日本を拠点とし、ロンドンのサポーティング・オフィスと共に確固たる基盤を築いたGR Japanは、やがて韓国にも進出しGR Koreaを設立。同時にワシントンDCにもサポーティングオフィスもオープンし、グループブランドとしてGR Groupを立ち上げました。次の目標は、シンガポールにも進出して、アジア太平洋地区でのサービスの幅を広げることです。

グローバルな事業拡大を視野に入れながら、GR Japanはさまざまな課題を認識していました。顧客、見込み客、社員間で一貫性のあるコミュニケーションを確立させるのも急務のひとつ。新しい計画が加速するなかで、GR Japanは世界に向けたブランドの発信力強化を目指してEat Creativeと提携しました。

Eat Creativeがまず着手したのは、現状の把握とインサイトです。GR Group傘下の各オフィスのリーダーや従業員に聞き取りを始め、競合他社のアイデンティティやコミュニケーションについても検証。その上で、各社の認知度やポジショニングを調査で明らかにしていきました。

ブランドの進化に必要なのは、明確で信頼できるストーリー。ハイレベルな公共政策提案を通じお客様に貢献することがGR Groupの存在意義となります。目標は、各拠点で働く社員たちがこの基本的な価値観を自社のブランドにはっきりと結びつけられるようにすること。新しいブランドストーリーとポジショニングは、徐々に定まっていきました。

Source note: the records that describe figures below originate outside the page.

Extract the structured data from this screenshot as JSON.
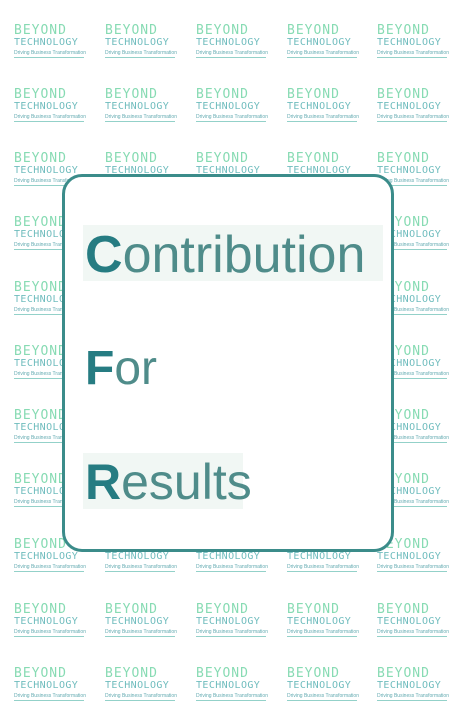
{
  "watermark": {
    "line1": "BEYOND",
    "line2": "TECHNOLOGY",
    "line3": "Driving Business Transformation",
    "colors": {
      "line1": "#5fcf9a",
      "line2": "#3fa6a8",
      "line3": "#2d8d96"
    }
  },
  "card": {
    "border_color": "#3b8c8a",
    "words": [
      {
        "cap": "C",
        "rest": "ontribution"
      },
      {
        "cap": "F",
        "rest": "or"
      },
      {
        "cap": "R",
        "rest": "esults"
      }
    ]
  }
}
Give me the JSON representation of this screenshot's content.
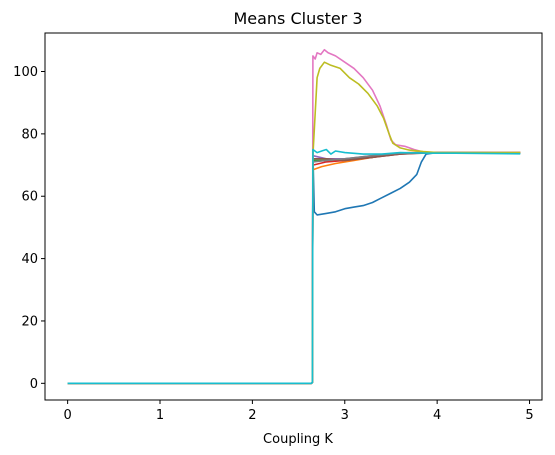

さらなる課題は、成長著しいGR Japan、GR Korea、各国のサポーティング・オフィスを同一のブランドに統合すること。最終的には、すべての事業体が「The GR Company」という新しいグループ名の下に活動できるようにブランドが再構築されました。

このブランド再構築を済ませたことで、今後The GR Companyが事業を拡大しても新しい事業体をポートフォリオに加える柔軟性が増しています。全社員がブランドとのつながりを実感し、ひとつのコミュニティとして成長できる基盤もできました。

競合他社との差別化を念頭に、ビジュアルと言語によるThe GR Companyのアイデンティティも進化しました。各社のロゴをひとつのマークに統合し、カラーパレット、タイポグラフィ、トーン・オブ・ボイスを定義。地形図を土台に制作したダイナミックなグラフィックは、クライアントやパートナーの目標達成に寄与するナビゲーターとしての専門領域を表現したものです。

新しいストーリーとブランド資産を実際のビジネスで活かすため、Eat Creativeはウェブサイトも全面的に模様替えしました。The GR Company、GR Japan、GR Koreaの各サイトは統一したデザインで構成されています。

ブランドの一貫性を容易に保つため、Eat Creativeはガイドラインとなる一連のツールとテンプレートも作成。The GR Companyの全従業員向けにトレーニングを実施し、プレゼンテーションのデザインやベストプラクティスについても説明しました。 

進化した「The GR Company」ブランドは、2023年10月に全面リニューアルで再出発。国際的なアウトリーチ拡大に寄与する明確なスタイルをお披露目しています。業界をリードする信頼感や、競合他社との差別化でも明確な個性を打ち出すことができました。